Co-discoverer of the structure of DNA
Nobel Prize in Phsyiology or Mediicine, 1962
We should take 6 grams of vitamin C per day - Linus Carl Pauling, Nobel Prize Chemistry 1954
Quantum theory is now being fruitfully combined with theories of information and computation. These developments may lead to an explanation of processes still not understood within conventional science such as telepathy, an area where Britain is at the forefront of research.
- Brian David Josephson, Nobel Prize in Physics, 1973.
Now back to the subject:
There are several errors in Crick's text:
- His use of 'pre-determined'. Events
are determined, of course, but they are determined by their
immediate preceding events. Pre-determined tastes after, 'whatever you want, it changes nothing', which is
fatalism.
- The computational processes Crick describes
are consciousness. Not of the computations themselves, of course, but of our desires, beliefs, our surroundings etc. This is an error even a first year's philosophy student would not make anymore.

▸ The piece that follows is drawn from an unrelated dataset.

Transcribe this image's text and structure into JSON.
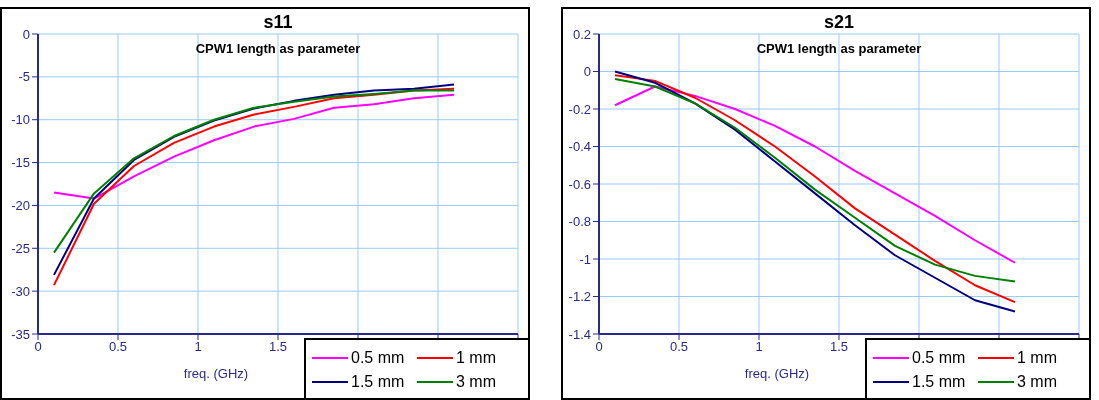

- If you notice that you are driving to a child on the street, you will brake. This is a combination of your observation (the child), your desire (not to kill an innocent child), and your belief (pushing the pedal will stop the car). These factors only work while they are just that: an observation, a desire, and a belief. What you do not know is
how your brain does it. As Crick says, you are not aware of the computational level. But consciousness was not selected for to observe its own nerve cells.
This is something, Lois, you cannot account for, and of course you will avoid to react on it, because it shows that your ideas about consciousness, free will and determinism are nothing else than dogmatism: if consciousness plays no causal role, how was it possible that evolution selected for it?
What is the evolutionary advantage of consciousness?